Columbine, CO — 45-year-old Dresden Bufton gets anxious this time of the year. He spends the week approaching September 11th going through his newspaper clippings and incessantly watching cable news.
“Every year, it’s the same,” said Mr. Bufton speaking from his kitchen table, littered with yellowing newspaper articles about the 9/11 terrorist attacks. “It impacted me. I watched the whole thing happen on TV, and I’ve never been able to get it out of my mind. It just keeps playing over and over again. Sometimes I can put my thoughts elsewhere, and then it’s OK for a few moments.
In 2001, the then 25-year-old Dresden was working for a business-to-business start-up in San Mateo, CA. He had just crawled out of bed in his San Francisco flat when he heard the newsbreak on NPR.
“I had walked into my front room like I did every morning and turned in CNN. I sat there drinking my coffee. And I can remember every detail. It was Peets Major Dickason’s [blend] in my cup. And I had on the blue velour robe that my friend Kent gave me for my birthday the previous year.”

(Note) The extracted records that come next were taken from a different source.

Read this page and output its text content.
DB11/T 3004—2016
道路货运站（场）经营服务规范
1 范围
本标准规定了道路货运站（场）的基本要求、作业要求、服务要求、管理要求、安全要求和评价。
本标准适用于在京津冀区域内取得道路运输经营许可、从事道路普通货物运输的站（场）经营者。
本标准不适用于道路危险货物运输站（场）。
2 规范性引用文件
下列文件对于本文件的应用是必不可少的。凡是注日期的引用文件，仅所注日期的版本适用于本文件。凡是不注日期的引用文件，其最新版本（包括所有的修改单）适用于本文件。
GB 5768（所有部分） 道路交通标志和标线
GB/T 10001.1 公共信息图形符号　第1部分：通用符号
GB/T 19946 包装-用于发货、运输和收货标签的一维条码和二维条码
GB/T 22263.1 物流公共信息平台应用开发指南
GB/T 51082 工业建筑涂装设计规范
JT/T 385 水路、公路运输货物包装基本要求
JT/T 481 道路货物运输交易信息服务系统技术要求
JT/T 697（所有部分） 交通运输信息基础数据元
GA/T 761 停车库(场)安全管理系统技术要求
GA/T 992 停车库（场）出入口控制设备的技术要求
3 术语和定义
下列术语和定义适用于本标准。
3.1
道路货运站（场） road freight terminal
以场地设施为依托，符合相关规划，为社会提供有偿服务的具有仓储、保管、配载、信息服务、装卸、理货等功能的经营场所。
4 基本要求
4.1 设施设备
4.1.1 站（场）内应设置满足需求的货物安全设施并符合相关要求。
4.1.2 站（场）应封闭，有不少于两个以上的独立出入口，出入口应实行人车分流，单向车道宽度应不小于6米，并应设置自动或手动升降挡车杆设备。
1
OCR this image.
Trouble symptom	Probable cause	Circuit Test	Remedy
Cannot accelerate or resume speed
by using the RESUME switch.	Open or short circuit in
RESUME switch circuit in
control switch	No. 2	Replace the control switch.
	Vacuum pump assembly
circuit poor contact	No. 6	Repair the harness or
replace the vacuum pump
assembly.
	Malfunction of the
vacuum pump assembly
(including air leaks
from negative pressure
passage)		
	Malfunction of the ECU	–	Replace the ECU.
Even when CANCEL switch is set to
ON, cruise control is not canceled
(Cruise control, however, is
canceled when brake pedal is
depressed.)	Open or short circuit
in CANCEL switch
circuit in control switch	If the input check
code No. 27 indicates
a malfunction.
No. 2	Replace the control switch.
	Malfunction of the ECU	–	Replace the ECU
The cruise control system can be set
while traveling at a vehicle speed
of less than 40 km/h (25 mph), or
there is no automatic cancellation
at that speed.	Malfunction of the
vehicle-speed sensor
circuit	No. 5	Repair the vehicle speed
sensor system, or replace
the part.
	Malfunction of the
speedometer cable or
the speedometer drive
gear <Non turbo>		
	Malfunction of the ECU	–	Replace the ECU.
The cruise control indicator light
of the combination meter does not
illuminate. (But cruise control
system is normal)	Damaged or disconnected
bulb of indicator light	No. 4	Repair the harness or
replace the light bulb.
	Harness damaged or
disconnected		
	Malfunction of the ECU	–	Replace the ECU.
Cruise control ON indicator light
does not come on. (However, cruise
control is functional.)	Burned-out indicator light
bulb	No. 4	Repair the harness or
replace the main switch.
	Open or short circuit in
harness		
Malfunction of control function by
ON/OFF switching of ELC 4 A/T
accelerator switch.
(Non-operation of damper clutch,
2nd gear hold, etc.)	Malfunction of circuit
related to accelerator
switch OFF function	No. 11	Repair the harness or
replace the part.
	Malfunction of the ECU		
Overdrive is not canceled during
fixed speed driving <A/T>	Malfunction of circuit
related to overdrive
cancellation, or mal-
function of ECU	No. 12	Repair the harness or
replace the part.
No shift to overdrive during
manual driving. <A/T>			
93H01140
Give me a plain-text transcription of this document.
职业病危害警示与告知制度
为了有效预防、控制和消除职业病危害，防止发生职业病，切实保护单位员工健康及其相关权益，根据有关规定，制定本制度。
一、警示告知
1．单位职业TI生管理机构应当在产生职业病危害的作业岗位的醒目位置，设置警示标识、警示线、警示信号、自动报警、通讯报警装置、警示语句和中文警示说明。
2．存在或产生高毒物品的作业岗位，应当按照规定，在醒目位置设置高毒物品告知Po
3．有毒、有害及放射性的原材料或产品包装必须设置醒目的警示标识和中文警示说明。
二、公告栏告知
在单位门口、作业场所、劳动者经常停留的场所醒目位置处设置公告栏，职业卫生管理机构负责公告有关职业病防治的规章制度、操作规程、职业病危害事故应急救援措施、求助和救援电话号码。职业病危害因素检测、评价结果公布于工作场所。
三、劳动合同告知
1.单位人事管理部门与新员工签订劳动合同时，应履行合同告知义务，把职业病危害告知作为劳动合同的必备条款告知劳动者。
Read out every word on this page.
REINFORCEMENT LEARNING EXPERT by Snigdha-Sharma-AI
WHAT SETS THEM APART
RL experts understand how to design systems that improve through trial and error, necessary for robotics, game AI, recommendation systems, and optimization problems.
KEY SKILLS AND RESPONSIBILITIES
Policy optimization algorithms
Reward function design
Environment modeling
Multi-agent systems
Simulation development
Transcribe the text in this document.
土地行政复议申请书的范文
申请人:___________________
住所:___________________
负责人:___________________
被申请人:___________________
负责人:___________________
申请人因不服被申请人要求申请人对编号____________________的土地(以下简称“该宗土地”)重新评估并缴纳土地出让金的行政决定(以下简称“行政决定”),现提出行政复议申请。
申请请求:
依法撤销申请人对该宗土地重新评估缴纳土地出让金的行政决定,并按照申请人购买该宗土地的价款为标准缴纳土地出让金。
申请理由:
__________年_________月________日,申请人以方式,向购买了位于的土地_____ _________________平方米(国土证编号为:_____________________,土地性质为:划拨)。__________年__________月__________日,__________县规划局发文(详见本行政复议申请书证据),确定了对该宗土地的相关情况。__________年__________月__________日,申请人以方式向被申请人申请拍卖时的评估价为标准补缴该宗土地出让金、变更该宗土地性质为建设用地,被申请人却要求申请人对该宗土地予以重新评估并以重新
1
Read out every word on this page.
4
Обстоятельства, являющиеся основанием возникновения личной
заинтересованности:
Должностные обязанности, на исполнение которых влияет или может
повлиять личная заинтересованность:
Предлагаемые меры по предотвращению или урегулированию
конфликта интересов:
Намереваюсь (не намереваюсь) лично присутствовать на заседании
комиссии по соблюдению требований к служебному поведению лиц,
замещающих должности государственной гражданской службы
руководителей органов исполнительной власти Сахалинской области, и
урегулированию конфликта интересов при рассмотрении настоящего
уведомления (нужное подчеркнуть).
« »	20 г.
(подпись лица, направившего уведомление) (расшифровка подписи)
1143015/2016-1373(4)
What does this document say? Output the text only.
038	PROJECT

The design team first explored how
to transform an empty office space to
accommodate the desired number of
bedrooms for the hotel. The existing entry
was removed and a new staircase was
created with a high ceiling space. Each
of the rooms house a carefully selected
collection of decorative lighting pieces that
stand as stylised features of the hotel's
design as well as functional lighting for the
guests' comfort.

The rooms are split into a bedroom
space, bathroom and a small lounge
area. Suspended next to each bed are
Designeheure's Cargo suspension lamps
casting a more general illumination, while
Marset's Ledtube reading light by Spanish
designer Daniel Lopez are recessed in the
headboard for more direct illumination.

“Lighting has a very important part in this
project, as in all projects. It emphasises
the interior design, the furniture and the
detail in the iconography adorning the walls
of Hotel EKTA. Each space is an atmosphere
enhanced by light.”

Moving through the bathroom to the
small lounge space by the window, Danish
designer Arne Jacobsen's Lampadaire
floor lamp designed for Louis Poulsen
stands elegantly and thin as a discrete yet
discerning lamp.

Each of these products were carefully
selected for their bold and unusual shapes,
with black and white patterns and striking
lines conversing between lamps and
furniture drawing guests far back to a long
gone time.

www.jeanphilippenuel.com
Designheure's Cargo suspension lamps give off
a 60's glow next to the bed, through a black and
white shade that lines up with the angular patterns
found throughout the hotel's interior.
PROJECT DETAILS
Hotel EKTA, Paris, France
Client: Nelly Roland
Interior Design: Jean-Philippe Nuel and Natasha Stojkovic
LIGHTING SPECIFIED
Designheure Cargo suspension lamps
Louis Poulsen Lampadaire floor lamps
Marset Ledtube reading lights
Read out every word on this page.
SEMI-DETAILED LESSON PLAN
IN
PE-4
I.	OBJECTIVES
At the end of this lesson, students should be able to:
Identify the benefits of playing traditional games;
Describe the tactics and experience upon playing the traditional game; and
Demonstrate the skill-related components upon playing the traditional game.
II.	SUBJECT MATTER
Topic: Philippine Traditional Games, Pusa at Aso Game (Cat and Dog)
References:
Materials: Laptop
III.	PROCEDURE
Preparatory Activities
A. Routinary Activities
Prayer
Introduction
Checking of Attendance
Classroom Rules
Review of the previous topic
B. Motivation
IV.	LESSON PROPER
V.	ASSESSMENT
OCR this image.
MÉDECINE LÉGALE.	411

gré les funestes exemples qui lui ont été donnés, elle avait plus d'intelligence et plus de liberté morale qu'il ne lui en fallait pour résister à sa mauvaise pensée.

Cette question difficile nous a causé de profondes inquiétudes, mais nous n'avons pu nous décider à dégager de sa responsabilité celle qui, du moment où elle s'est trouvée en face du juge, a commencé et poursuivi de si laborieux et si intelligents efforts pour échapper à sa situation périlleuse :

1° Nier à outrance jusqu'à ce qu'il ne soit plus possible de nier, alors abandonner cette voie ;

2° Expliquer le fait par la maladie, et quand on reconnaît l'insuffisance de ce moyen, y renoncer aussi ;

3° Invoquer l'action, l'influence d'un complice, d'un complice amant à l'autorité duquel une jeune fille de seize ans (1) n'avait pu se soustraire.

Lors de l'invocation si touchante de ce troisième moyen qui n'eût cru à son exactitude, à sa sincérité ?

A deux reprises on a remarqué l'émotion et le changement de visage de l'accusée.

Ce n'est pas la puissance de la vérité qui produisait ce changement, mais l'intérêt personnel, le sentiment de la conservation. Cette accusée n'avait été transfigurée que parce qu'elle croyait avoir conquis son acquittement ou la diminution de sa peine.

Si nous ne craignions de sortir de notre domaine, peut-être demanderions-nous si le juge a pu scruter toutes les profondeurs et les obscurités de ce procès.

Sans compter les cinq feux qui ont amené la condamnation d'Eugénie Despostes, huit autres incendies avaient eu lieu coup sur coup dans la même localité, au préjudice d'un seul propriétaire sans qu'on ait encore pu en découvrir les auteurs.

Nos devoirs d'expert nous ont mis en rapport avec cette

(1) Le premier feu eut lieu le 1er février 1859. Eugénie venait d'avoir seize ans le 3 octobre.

Mr. Bufton recalls how he had to go into work, even though the news was dire and no one knew if they were safe.
“We all look up all the time. You know, waiting for another plane or a bomb. All the kids were scared. They didn’t understand. Who would target innocent people like that?”
Dresden would later move to Columbine, CO, in 2002 and take a job with a defense contractor building drone weapons used in the War in Afghanistan.
“You feel helpless, you know,” continued Mr. Bufton, looking down at his table. “So I wanted to do something to make a difference. So I decided to join the war effort, of sorts, to help make us safer.”
Bufton doesn’t think about the casualties in the Afghan theater. All he knows is that he’s keeping America safe. So when asked about an April 2021 Brown University report documenting over 71,000 Afghan and Pakistani non-combatant citizens were killed by NATO and coalition forces, Dresden looks puzzled but not alarmed.
“I’ve never heard that number before. I’m sure it’s exaggerated, you know? The fog of war. Propaganda and all that,” Mr. Bufton pauses to consider his following words carefully. “Because I’m positive that we did everything to protect civilians. I mean, that’s why we were there. To liberate Afghanistan. Why would we kill the people we’re trying to free? See, none of this makes any sense.”
The same Brown University study found that the war has exacerbated the effects of poverty, malnutrition, poor sanitation, lack of access to health care, and environmental degradation on Afghans’ health. And that Afghan land is contaminated with unexploded ordnance, which kills and injures tens of thousands of Afghans, especially children, as they travel and go about their daily chores. Much of the mayhem and death was caused by CIA-armed and funded paramilitary and militia groups who carried out atrocities.
“I mean, I guess I should feel bad about all that, but I don’t feel a thing,” said Mr. Bufton looking up at his kitchen clock. “And most of the people I know think about it either. It’s not something that impacts our lives as 9/11 did. If you were to ask me, is an American life worth more than an Afghan life? I’d have to say probably not, but I try not to think about stuff like that.”